In 1946, he played for President Harry S. Truman at the White House Correspondents' Association Dinner, shouting out "How'm I Doin', Mr. President?" – which became his catchphrase – during his performance of "Caldonia". He was the first African American performer to appear at the annual WHCA dinner. He began touring major theaters, setting box office records in Detroit and California. In 1949 he was given special permission to join the American Federation of Musicians and record his first releases on Capitol Records, "Numbers Boogie" and "Caldonia", both reaching the Billboard R&B chart. In 1950, he toured and appeared on television with Count Basie and in a short film 'Sugar Chile' Robinson, Billie Holiday, Count Basie and His Sextet. The following year, he toured the UK, appearing at the London Palladium. He stopped recording in 1952, later explaining:[1]

I wanted to go to school... I wanted some school background in me and I asked my Dad if I could stop, and I went to school because I honestly wanted my college diploma.
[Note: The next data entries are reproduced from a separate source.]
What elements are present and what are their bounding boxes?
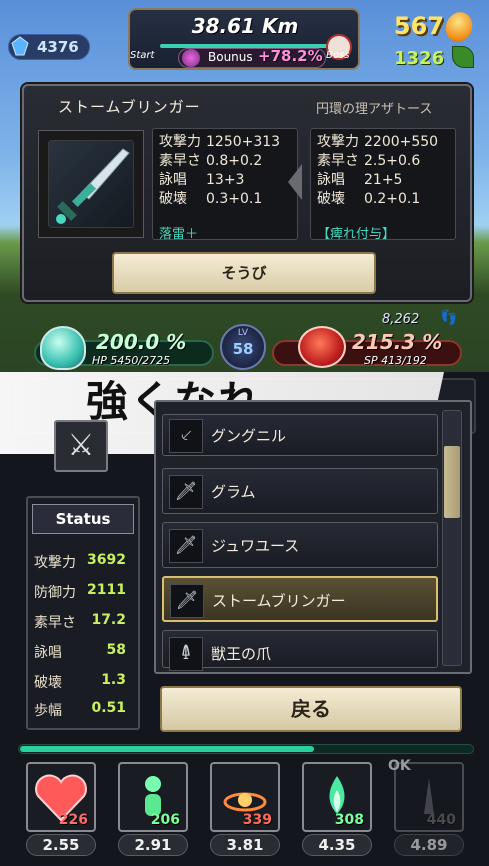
compare-stats-box: 攻撃力 2200+550 素早さ 2.5+0.6 詠唱 21+5 破壊 0.2+0.1 …: [310, 128, 456, 242]
sword-category-icon[interactable]: ⚔: [54, 420, 108, 472]
skill-count: 440: [426, 812, 456, 828]
weapon-item-gram[interactable]: 🗡 グラム: [162, 468, 438, 514]
hp-values: HP 5450/2725: [92, 354, 171, 367]
bonus-label: Bounus: [208, 50, 253, 64]
current-stats-box: 攻撃力 1250+313 素早さ 0.8+0.2 詠唱 13+3 破壊 0.3+0.1 …: [152, 128, 298, 242]
crystal-heart-icon: [40, 326, 86, 370]
weapon-item-gungnir[interactable]: ⸔ グングニル: [162, 414, 438, 456]
skill-slot-2[interactable]: 206: [118, 762, 188, 832]
status-row: 詠唱 58: [34, 642, 126, 661]
meat-icon: [298, 326, 346, 368]
skill-slot-4[interactable]: 308: [302, 762, 372, 832]
weapon-item-beast-claw[interactable]: 𐃉 獣王の爪: [162, 630, 438, 671]
footprint-icon: 👣: [440, 310, 458, 326]
status-row: 歩幅 0.51: [34, 700, 126, 719]
exp-fill: [20, 746, 314, 752]
boss-label: Boss: [326, 50, 350, 61]
skill-count: 226: [58, 812, 88, 828]
skill-value: 2.91: [118, 834, 188, 856]
back-button[interactable]: 戻る: [160, 686, 462, 732]
stat-row: 破壊 0.2+0.1: [317, 191, 421, 207]
current-effect: 落雷＋: [159, 227, 199, 242]
weapon-item-stormbringer[interactable]: 🗡 ストームブリンガー: [162, 576, 438, 622]
claw-icon: 𐃉: [169, 637, 203, 671]
ok-label: OK: [388, 758, 411, 774]
start-label: Start: [130, 50, 155, 61]
stat-row: 攻撃力 2200+550: [317, 134, 439, 150]
sword-icon: 🗡: [169, 529, 203, 563]
gem-icon: [10, 36, 30, 56]
stat-row: 素早さ 2.5+0.6: [317, 153, 421, 169]
skill-value: 4.89: [394, 834, 464, 856]
compare-effect: 【痺れ付与】: [317, 227, 396, 242]
skill-value: 4.35: [302, 834, 372, 856]
skill-slot-1[interactable]: 226: [26, 762, 96, 832]
sword-icon: 🗡: [169, 475, 203, 509]
sword-icon: 🗡: [170, 584, 204, 618]
scroll-thumb[interactable]: [444, 446, 460, 518]
stat-row: 素早さ 0.8+0.2: [159, 153, 263, 169]
status-row: 破壊 1.3: [34, 672, 126, 691]
compare-item-name: 円環の理アザトース: [316, 102, 433, 117]
item-name: ストームブリンガー: [58, 98, 201, 116]
status-title: Status: [32, 504, 134, 534]
distance-value: 38.61 Km: [191, 14, 299, 38]
coin-count: 567: [393, 12, 444, 40]
skill-value: 2.55: [26, 834, 96, 856]
leaf-count: 1326: [394, 48, 445, 69]
leaf-icon: [452, 46, 474, 68]
skill-count: 206: [150, 812, 180, 828]
level-label: LV: [237, 328, 249, 338]
skill-slot-3[interactable]: 339: [210, 762, 280, 832]
stat-row: 詠唱 13+3: [159, 172, 245, 188]
compare-arrow-icon: [288, 164, 302, 200]
status-row: 攻撃力 3692: [34, 552, 126, 571]
stat-row: 破壊 0.3+0.1: [159, 191, 263, 207]
status-row: 防御力 2111: [34, 582, 126, 601]
stat-row: 攻撃力 1250+313: [159, 134, 281, 150]
stat-row: 詠唱 21+5: [317, 172, 403, 188]
spear-icon: ⸔: [169, 419, 203, 453]
step-count: 8,262: [382, 312, 420, 327]
skill-count: 339: [242, 812, 272, 828]
sword-icon: [48, 140, 134, 228]
level-value: 58: [232, 340, 254, 358]
bonus-value: +78.2%: [258, 47, 323, 65]
gem-count-value: 4376: [37, 38, 79, 56]
status-row: 素早さ 17.2: [34, 612, 126, 631]
equip-button[interactable]: そうび: [112, 252, 376, 294]
sp-percent: 215.3 %: [352, 330, 443, 354]
skill-count: 308: [334, 812, 364, 828]
sp-values: SP 413/192: [364, 354, 427, 367]
skill-value: 3.81: [210, 834, 280, 856]
hp-percent: 200.0 %: [96, 330, 187, 354]
bonus-orb-icon: [182, 49, 200, 67]
weapon-item-joyeuse[interactable]: 🗡 ジュワユース: [162, 522, 438, 568]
Until 1956 he continued to make occasional appearances as a jazz musician, billed as Frank Robinson, and performed on one occasion with Gerry Mulligan, but then gave up his musical career entirely. Continuing his academic studies, he earned a degree in history from Olivet College and one in psychology from the Detroit Institute of Technology.[5] In the 1960s, he worked for WGPR-TV, and also helped set up small record labels in Detroit and opened a recording studio.[1]
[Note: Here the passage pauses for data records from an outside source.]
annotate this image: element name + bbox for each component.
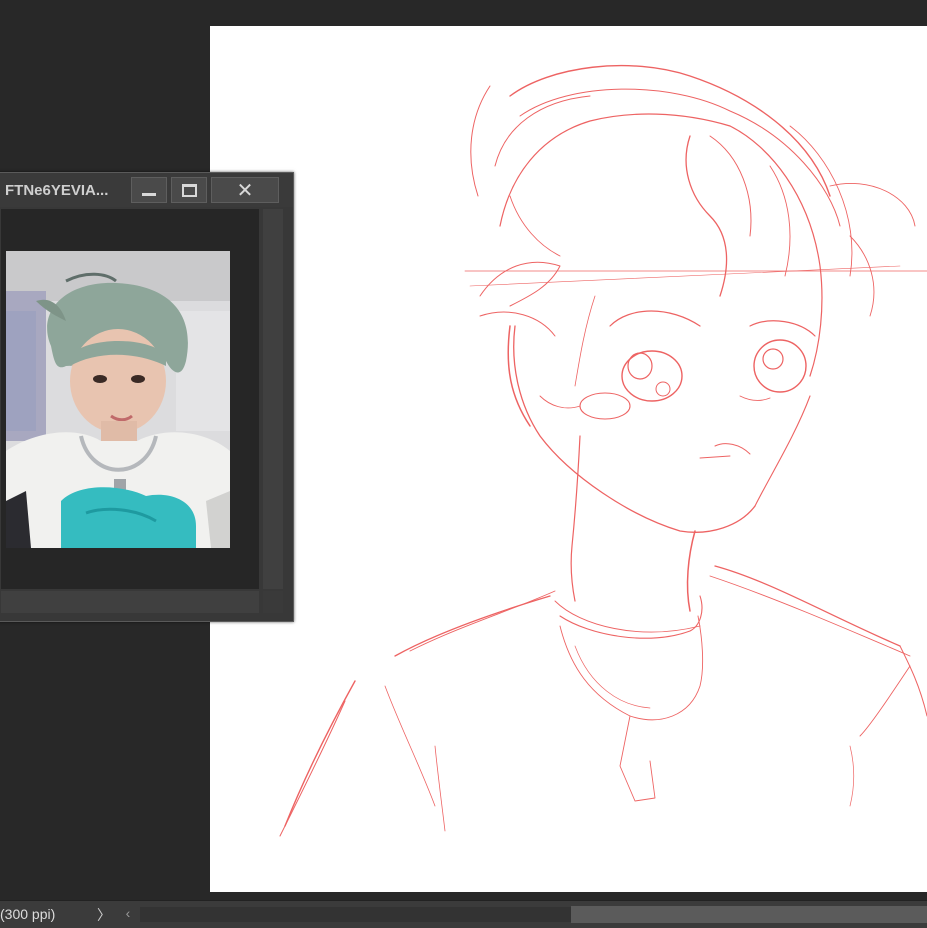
- reference-window-titlebar[interactable]: FTNe6YEVIA... ✕: [0, 173, 293, 207]
- reference-photo-image: [6, 251, 230, 548]
- close-icon: ✕: [236, 178, 254, 202]
- reference-window-title: FTNe6YEVIA...: [5, 182, 109, 199]
- maximize-icon: [181, 183, 197, 197]
- drawing-canvas[interactable]: [210, 26, 927, 892]
- zoom-resolution-text: (300 ppi): [0, 906, 56, 922]
- horizontal-scrollbar-thumb[interactable]: [571, 906, 927, 923]
- reference-horizontal-scrollbar[interactable]: [1, 591, 259, 613]
- status-bar: (300 ppi) 〉 ‹: [0, 900, 927, 928]
- reference-vertical-scrollbar[interactable]: [263, 209, 283, 589]
- reference-photo: [6, 251, 230, 548]
- maximize-button[interactable]: [171, 177, 207, 203]
- workspace: FTNe6YEVIA... ✕: [0, 0, 927, 900]
- minimize-icon: [142, 192, 156, 196]
- close-button[interactable]: ✕: [211, 177, 279, 203]
- sketch-layer: [279, 64, 927, 837]
- minimize-button[interactable]: [131, 177, 167, 203]
- status-menu-arrow-icon[interactable]: 〉: [92, 905, 116, 925]
- reference-resize-corner[interactable]: [263, 591, 283, 613]
- scroll-left-arrow-icon[interactable]: ‹: [120, 905, 136, 921]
In recent years he has made a comeback as a musician with the help of the American Music Research Foundation. In 2002, he appeared at a special concert celebrating Detroit music, and in 2007 he traveled to Britain to appear at a rock and roll weekend festival.[1] In the last Dr Boogie show of 2013, Sugar Chile Robinson was the featured artist, with four of his classic hits showcasing amid biographical sketches of his early career.[6] On April 30, 2016, he attended the White House Correspondents' Dinner on the 70th anniversary of his appearance at the 1946 dinner. He met President Obama and was saluted during the dinner, receiving a standing ovation as the picture of him as a child appeared on the video screens. In 2016 he was inducted into the Rhythm & Blues Music Hall of Fame.
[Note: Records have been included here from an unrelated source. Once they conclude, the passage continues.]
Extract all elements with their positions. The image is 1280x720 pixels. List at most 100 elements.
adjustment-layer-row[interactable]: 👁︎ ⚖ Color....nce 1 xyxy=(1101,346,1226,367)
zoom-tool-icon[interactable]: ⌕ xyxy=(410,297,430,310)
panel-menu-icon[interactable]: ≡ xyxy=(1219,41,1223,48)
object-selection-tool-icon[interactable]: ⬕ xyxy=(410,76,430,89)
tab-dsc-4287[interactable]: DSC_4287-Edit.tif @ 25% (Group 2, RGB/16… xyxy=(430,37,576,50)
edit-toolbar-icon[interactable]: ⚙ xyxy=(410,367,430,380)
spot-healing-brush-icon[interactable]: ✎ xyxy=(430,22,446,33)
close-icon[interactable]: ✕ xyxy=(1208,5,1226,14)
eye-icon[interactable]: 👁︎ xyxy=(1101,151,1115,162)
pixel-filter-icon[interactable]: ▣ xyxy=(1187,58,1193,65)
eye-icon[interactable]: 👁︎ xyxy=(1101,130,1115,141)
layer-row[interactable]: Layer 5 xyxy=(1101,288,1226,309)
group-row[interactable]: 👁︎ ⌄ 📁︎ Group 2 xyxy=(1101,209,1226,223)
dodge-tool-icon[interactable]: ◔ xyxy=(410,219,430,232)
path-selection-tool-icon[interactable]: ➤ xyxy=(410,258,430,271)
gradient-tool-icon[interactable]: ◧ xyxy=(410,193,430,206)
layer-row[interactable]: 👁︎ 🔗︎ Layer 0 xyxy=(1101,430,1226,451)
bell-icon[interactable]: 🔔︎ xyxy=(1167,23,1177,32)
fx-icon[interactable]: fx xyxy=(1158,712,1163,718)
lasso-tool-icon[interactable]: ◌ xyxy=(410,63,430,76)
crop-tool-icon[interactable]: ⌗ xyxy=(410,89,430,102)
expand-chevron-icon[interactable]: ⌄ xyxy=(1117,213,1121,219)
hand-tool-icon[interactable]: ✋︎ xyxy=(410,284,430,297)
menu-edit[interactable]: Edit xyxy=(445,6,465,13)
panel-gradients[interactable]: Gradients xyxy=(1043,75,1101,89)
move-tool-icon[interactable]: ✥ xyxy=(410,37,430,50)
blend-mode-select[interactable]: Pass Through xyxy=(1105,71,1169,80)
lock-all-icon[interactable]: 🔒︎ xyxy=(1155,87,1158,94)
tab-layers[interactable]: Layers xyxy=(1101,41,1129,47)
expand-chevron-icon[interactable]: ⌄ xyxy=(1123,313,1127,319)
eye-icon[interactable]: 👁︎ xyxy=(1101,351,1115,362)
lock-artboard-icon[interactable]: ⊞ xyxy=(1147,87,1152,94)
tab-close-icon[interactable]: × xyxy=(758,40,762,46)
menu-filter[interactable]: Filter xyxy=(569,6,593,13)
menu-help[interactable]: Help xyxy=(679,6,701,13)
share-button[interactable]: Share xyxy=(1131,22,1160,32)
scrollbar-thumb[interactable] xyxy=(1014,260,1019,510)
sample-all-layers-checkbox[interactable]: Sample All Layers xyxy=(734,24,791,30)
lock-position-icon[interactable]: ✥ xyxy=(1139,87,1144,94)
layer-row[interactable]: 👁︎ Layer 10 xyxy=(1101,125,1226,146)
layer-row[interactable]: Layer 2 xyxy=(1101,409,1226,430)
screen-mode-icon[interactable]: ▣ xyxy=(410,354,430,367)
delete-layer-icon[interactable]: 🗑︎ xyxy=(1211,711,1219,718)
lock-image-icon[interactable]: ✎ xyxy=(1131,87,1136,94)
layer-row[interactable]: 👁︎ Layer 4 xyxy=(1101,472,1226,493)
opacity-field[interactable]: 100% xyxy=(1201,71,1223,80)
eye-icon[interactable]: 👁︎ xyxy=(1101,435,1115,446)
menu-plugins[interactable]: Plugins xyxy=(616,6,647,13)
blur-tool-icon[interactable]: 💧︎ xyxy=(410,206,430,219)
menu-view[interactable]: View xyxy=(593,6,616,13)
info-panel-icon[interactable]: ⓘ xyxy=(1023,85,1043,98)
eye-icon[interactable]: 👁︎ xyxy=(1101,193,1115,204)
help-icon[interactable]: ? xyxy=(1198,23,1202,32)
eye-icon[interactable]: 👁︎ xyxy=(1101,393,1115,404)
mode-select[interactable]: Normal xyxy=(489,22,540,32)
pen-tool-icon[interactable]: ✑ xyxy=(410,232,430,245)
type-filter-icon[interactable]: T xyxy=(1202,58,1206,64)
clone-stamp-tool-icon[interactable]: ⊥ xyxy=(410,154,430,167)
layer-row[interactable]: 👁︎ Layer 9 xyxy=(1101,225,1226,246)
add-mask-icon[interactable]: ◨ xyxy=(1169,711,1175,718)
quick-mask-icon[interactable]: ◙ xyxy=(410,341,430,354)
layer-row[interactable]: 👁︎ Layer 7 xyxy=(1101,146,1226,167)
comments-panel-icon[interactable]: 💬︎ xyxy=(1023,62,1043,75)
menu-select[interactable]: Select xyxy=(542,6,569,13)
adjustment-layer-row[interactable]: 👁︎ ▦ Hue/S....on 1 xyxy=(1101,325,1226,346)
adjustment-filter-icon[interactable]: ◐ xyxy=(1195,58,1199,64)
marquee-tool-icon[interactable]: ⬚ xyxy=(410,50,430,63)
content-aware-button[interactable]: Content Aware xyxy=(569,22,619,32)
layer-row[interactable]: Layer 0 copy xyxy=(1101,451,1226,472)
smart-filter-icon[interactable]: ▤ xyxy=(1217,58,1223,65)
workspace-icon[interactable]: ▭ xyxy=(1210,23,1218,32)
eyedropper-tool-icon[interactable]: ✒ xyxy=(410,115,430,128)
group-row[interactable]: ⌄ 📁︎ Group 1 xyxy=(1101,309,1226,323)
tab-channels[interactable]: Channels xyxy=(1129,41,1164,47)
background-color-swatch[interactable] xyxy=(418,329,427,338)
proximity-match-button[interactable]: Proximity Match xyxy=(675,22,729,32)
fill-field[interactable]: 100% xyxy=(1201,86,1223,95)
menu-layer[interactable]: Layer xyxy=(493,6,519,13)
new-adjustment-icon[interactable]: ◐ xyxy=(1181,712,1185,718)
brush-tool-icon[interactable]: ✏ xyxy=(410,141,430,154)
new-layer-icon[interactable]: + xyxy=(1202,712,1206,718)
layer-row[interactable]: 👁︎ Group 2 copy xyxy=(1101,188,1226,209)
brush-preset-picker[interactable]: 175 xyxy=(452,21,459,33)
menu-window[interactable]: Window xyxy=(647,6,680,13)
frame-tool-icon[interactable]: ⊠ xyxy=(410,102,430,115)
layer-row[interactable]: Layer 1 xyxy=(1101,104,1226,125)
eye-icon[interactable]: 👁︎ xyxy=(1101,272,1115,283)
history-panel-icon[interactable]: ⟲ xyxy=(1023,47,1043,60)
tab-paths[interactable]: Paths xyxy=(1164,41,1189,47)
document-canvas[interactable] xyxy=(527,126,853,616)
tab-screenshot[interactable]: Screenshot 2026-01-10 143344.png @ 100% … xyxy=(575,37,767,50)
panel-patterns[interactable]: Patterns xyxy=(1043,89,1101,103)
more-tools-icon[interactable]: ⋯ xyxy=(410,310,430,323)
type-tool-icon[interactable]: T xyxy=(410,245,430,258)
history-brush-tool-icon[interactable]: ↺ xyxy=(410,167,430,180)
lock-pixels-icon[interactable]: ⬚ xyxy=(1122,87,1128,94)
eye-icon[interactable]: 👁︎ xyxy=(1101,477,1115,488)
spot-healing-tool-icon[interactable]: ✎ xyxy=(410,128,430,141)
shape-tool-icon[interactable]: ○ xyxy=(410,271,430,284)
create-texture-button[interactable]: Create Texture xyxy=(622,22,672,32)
  1. Penny, Dave. "Profile of Sugar Chile Robinson". Black Cat Rockabilly. Retrieved May 4, 2015.
  2. Collins, Fred (November 19, 1945). "'Sugar Chile' Robinson". Life: 19–20. ISSN 0024-3019.
  3. "Six-Year-Old Boogie-Woogie Piano King" on YouTube
  4. "Frankie 'Sugar Chile' Robinson Biography". AllMusic. All Media Network. Retrieved May 4, 2015.
  5. "Whatever Happened to..."Sugar Chile Robinson"". EBONY. June 1971. Retrieved October 29, 2018.
  6. de Paduwa, Walter (December 27, 2013). "Playlist for Dr Boogie". Doctor Boogie.